10. The system of claim 1, wherein the controller is further to count the unique markers detected in the image and to test that the count meets a minimum number of unique markers as a condition to determine the pose of the camera.

11. The system of claim 1, wherein the controller is further to test that imaging quality of the image meets a minimum imaging quality as a condition to determine the pose of the camera.

12. The system of claim 1, wherein the plurality of cameras is affixable to the platform, and wherein the platform is to be stationary with respect to the plurality of cameras during image capture.

13. A non-transitory machine-readable medium comprising:

instructions to control a plurality of cameras to capture images of a target object and determine poses of the plurality of cameras, wherein the poses are referenced to determine three-dimensional data of the target object from the images;

wherein the instructions are further to determine the poses based on unique markers that are detected in the images, the unique markers being arranged in a predetermined layout on a platform to support the target object; and

wherein the instructions are further to trigger user-interface feedback when a number of unique markers resolved in an image fails to meet a threshold number.

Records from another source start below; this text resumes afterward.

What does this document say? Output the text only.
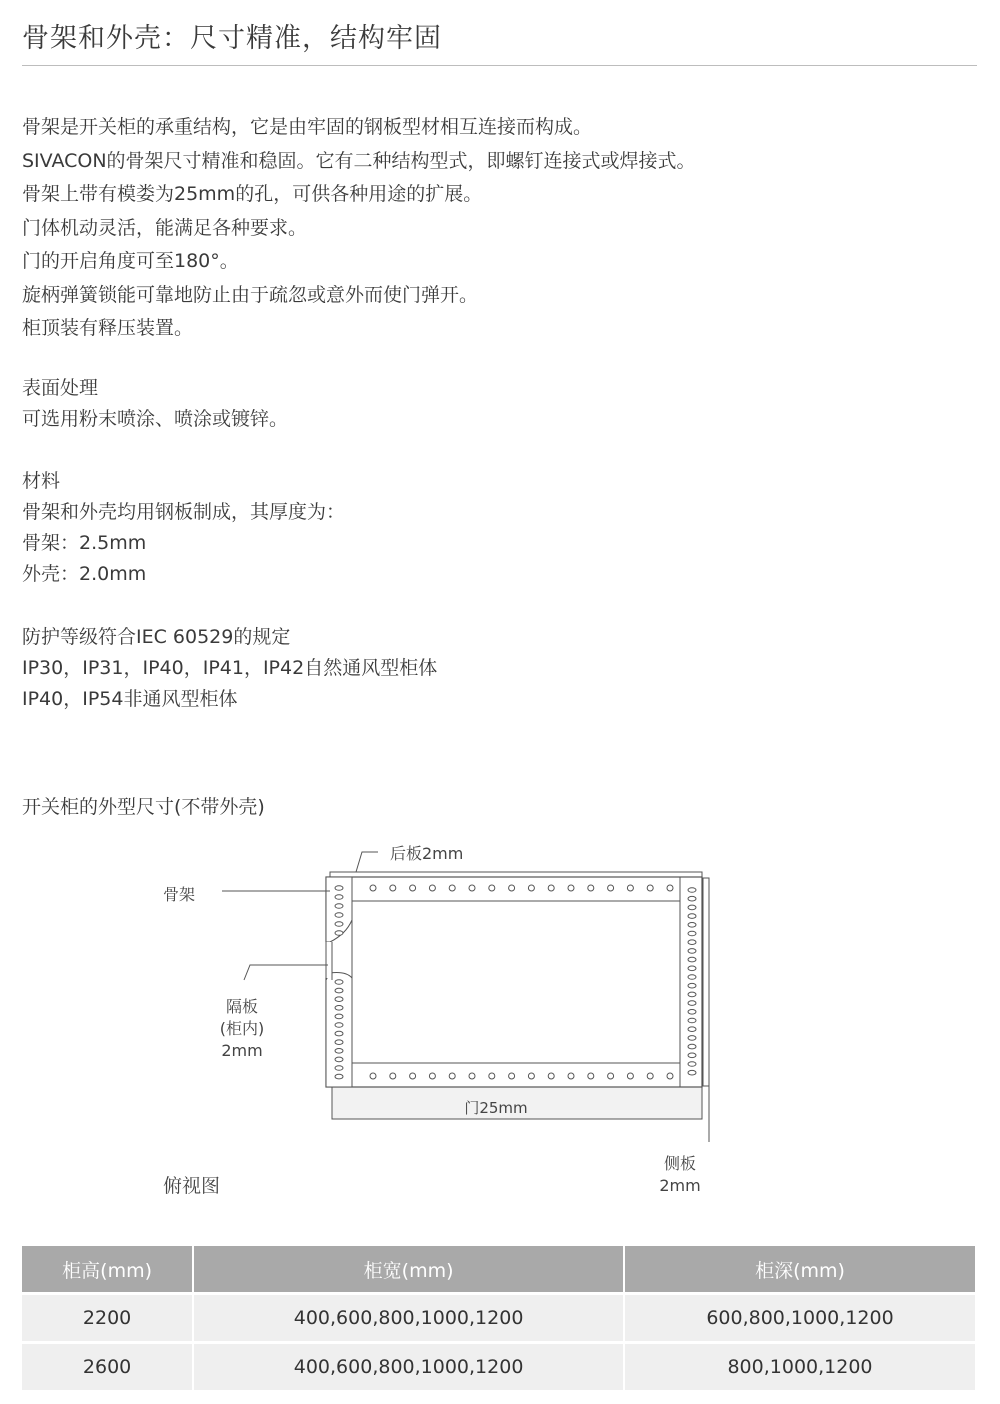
骨架和外壳：尺寸精准，结构牢固
骨架是开关柜的承重结构，它是由牢固的钢板型材相互连接而构成。
SIVACON的骨架尺寸精准和稳固。它有二种结构型式，即螺钉连接式或焊接式。
骨架上带有模娄为25mm的孔，可供各种用途的扩展。
门体机动灵活，能满足各种要求。
门的开启角度可至180°。
旋柄弹簧锁能可靠地防止由于疏忽或意外而使门弹开。
柜顶装有释压装置。
表面处理
可选用粉末喷涂、喷涂或镀锌。
材料
骨架和外壳均用钢板制成，其厚度为：
骨架：2.5mm
外壳：2.0mm
防护等级符合IEC 60529的规定
IP30，IP31，IP40，IP41，IP42自然通风型柜体
IP40，IP54非通风型柜体
开关柜的外型尺寸(不带外壳)
后板2mm
骨架
隔板
(柜内)
2mm
门25mm
侧板
2mm
俯视图
柜高(mm)	柜宽(mm)	柜深(mm)
2200	400,600,800,1000,1200	600,800,1000,1200
2600	400,600,800,1000,1200	800,1000,1200
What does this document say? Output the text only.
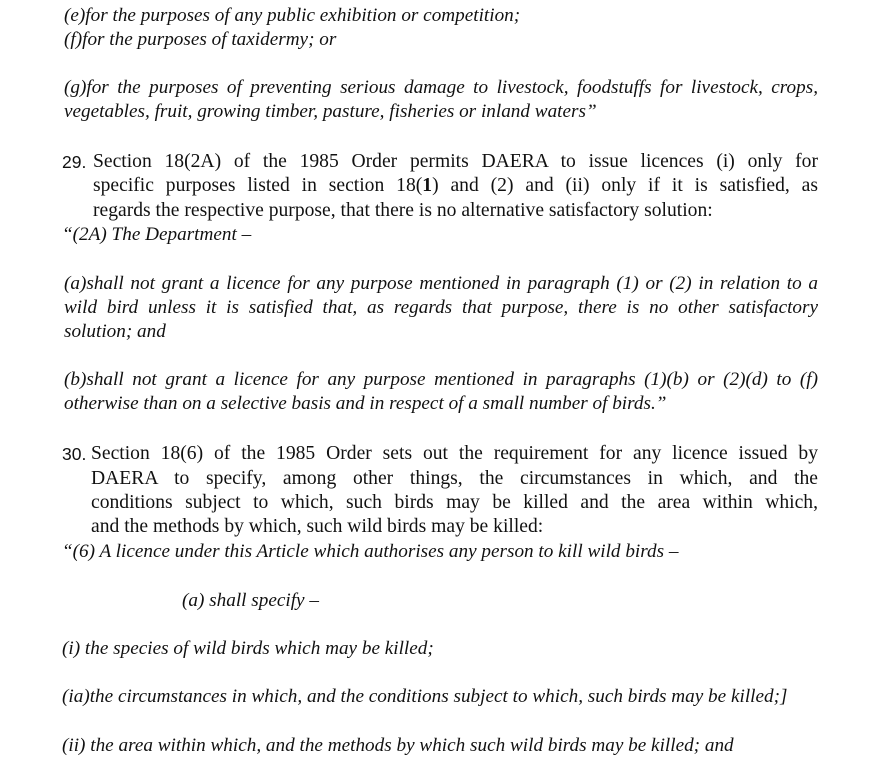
(e)for the purposes of any public exhibition or competition;
(f)for the purposes of taxidermy; or
(g)for the purposes of preventing serious damage to livestock, foodstuffs for livestock, crops,
vegetables, fruit, growing timber, pasture, fisheries or inland waters”
29. Section 18(2A) of the 1985 Order permits DAERA to issue licences (i) only for
specific purposes listed in section 18(1) and (2) and (ii) only if it is satisfied, as
regards the respective purpose, that there is no alternative satisfactory solution:
“(2A) The Department –
(a)shall not grant a licence for any purpose mentioned in paragraph (1) or (2) in relation to a
wild bird unless it is satisfied that, as regards that purpose, there is no other satisfactory
solution; and
(b)shall not grant a licence for any purpose mentioned in paragraphs (1)(b) or (2)(d) to (f)
otherwise than on a selective basis and in respect of a small number of birds.”
30. Section 18(6) of the 1985 Order sets out the requirement for any licence issued by
DAERA to specify, among other things, the circumstances in which, and the
conditions subject to which, such birds may be killed and the area within which,
and the methods by which, such wild birds may be killed:
“(6) A licence under this Article which authorises any person to kill wild birds –
(a) shall specify –
(i) the species of wild birds which may be killed;
(ia)the circumstances in which, and the conditions subject to which, such birds may be killed;]
(ii) the area within which, and the methods by which such wild birds may be killed; and
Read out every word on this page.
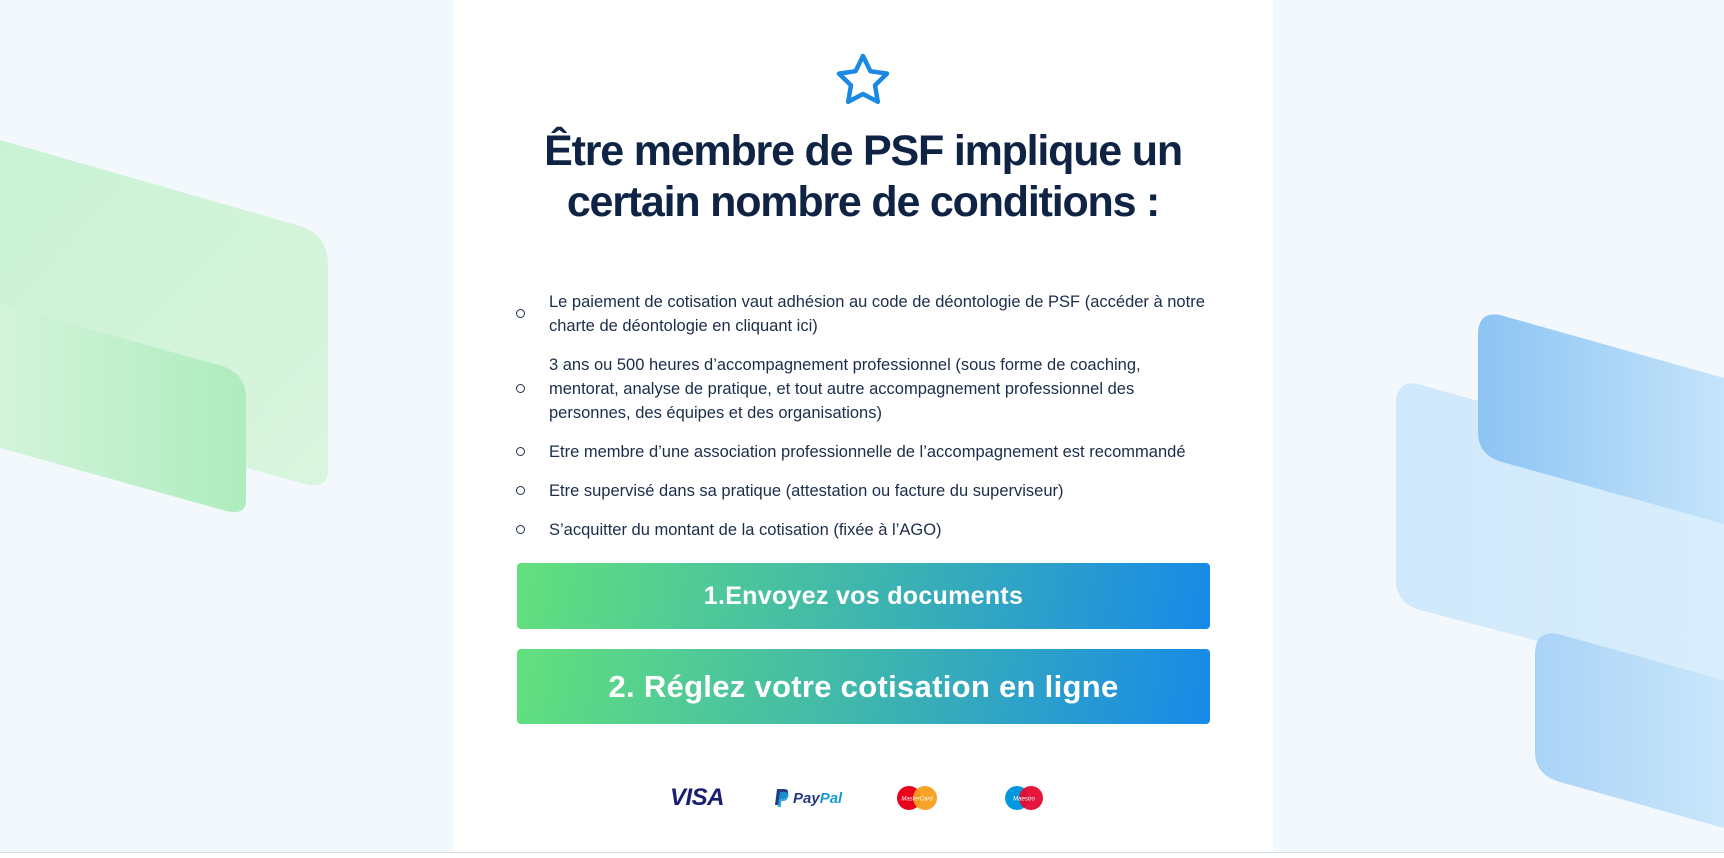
Être membre de PSF implique un
certain nombre de conditions :
Le paiement de cotisation vaut adhésion au code de déontologie de PSF (accéder à notre charte de déontologie en cliquant ici)
3 ans ou 500 heures d’accompagnement professionnel (sous forme de coaching, mentorat, analyse de pratique, et tout autre accompagnement professionnel des personnes, des équipes et des organisations)
Etre membre d’une association professionnelle de l’accompagnement est recommandé
Etre supervisé dans sa pratique (attestation ou facture du superviseur)
S’acquitter du montant de la cotisation (fixée à l’AGO)
1.Envoyez vos documents
2. Réglez votre cotisation en ligne
VISA	PayPal	MasterCard	Maestro
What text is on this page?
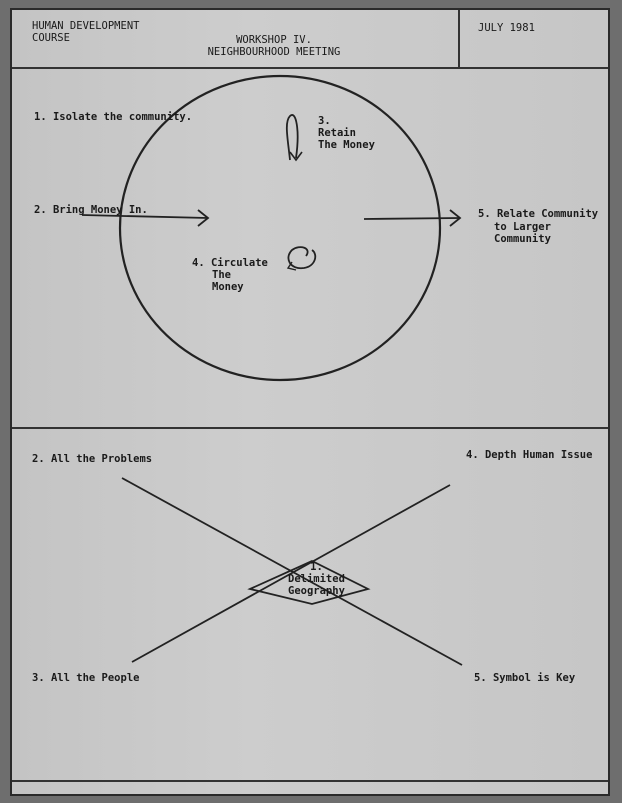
HUMAN DEVELOPMENT
COURSE	WORKSHOP IV.
NEIGHBOURHOOD MEETING
JULY 1981
1. Isolate the community.
2. Bring Money In.
3.
Retain
The Money
4. Circulate
The
Money
5. Relate Community
to Larger
Community
2. All the Problems	4. Depth Human Issue
1.
Delimited
Geography
3. All the People	5. Symbol is Key
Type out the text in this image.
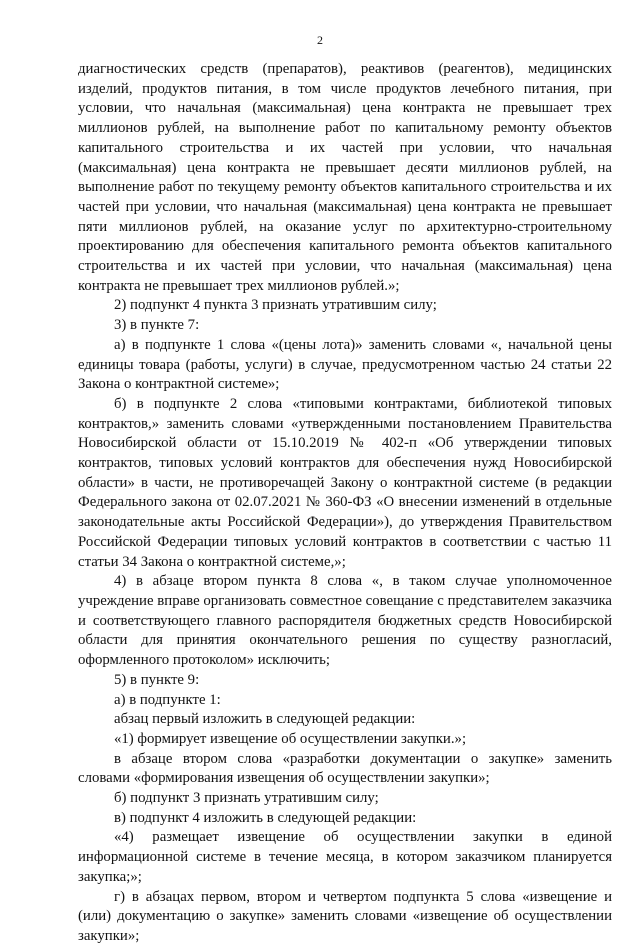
2

диагностических средств (препаратов), реактивов (реагентов), медицинских изделий, продуктов питания, в том числе продуктов лечебного питания, при условии, что начальная (максимальная) цена контракта не превышает трех миллионов рублей, на выполнение работ по капитальному ремонту объектов капитального строительства и их частей при условии, что начальная (максимальная) цена контракта не превышает десяти миллионов рублей, на выполнение работ по текущему ремонту объектов капитального строительства и их частей при условии, что начальная (максимальная) цена контракта не превышает пяти миллионов рублей, на оказание услуг по архитектурно-строительному проектированию для обеспечения капитального ремонта объектов капитального строительства и их частей при условии, что начальная (максимальная) цена контракта не превышает трех миллионов рублей.»;

2) подпункт 4 пункта 3 признать утратившим силу;

3) в пункте 7:

а) в подпункте 1 слова «(цены лота)» заменить словами «, начальной цены единицы товара (работы, услуги) в случае, предусмотренном частью 24 статьи 22 Закона о контрактной системе»;

б) в подпункте 2 слова «типовыми контрактами, библиотекой типовых контрактов,» заменить словами «утвержденными постановлением Правительства Новосибирской области от 15.10.2019 № 402-п «Об утверждении типовых контрактов, типовых условий контрактов для обеспечения нужд Новосибирской области» в части, не противоречащей Закону о контрактной системе (в редакции Федерального закона от 02.07.2021 № 360-ФЗ «О внесении изменений в отдельные законодательные акты Российской Федерации»), до утверждения Правительством Российской Федерации типовых условий контрактов в соответствии с частью 11 статьи 34 Закона о контрактной системе,»;

4) в абзаце втором пункта 8 слова «, в таком случае уполномоченное учреждение вправе организовать совместное совещание с представителем заказчика и соответствующего главного распорядителя бюджетных средств Новосибирской области для принятия окончательного решения по существу разногласий, оформленного протоколом» исключить;

5) в пункте 9:

а) в подпункте 1:

абзац первый изложить в следующей редакции:

«1) формирует извещение об осуществлении закупки.»;

в абзаце втором слова «разработки документации о закупке» заменить словами «формирования извещения об осуществлении закупки»;

б) подпункт 3 признать утратившим силу;

в) подпункт 4 изложить в следующей редакции:

«4) размещает извещение об осуществлении закупки в единой информационной системе в течение месяца, в котором заказчиком планируется закупка;»;

г) в абзацах первом, втором и четвертом подпункта 5 слова «извещение и (или) документацию о закупке» заменить словами «извещение об осуществлении закупки»;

14. The non-transitory machine-readable medium of claim 13, wherein the instructions are further to determine a remedial user action for an unresolved unique marker in an image, and wherein the instructions are further to indicate the remedial user action in the user-interface feedback.

15. A system comprising:

a plurality of cameras to capture images;

a controller to connect to the plurality of cameras, the controller to control the plurality of cameras to capture the images; and

a platform including a plurality of unique markers arranged in a predetermined layout;

wherein the controller is to detect unique markers of the plurality of unique markers in an image captured by a camera of the plurality of cameras, rank detected unique markers based on imaging quality of the detected unique markers, and determine a pose of the camera using a selected number of ranked unique markers.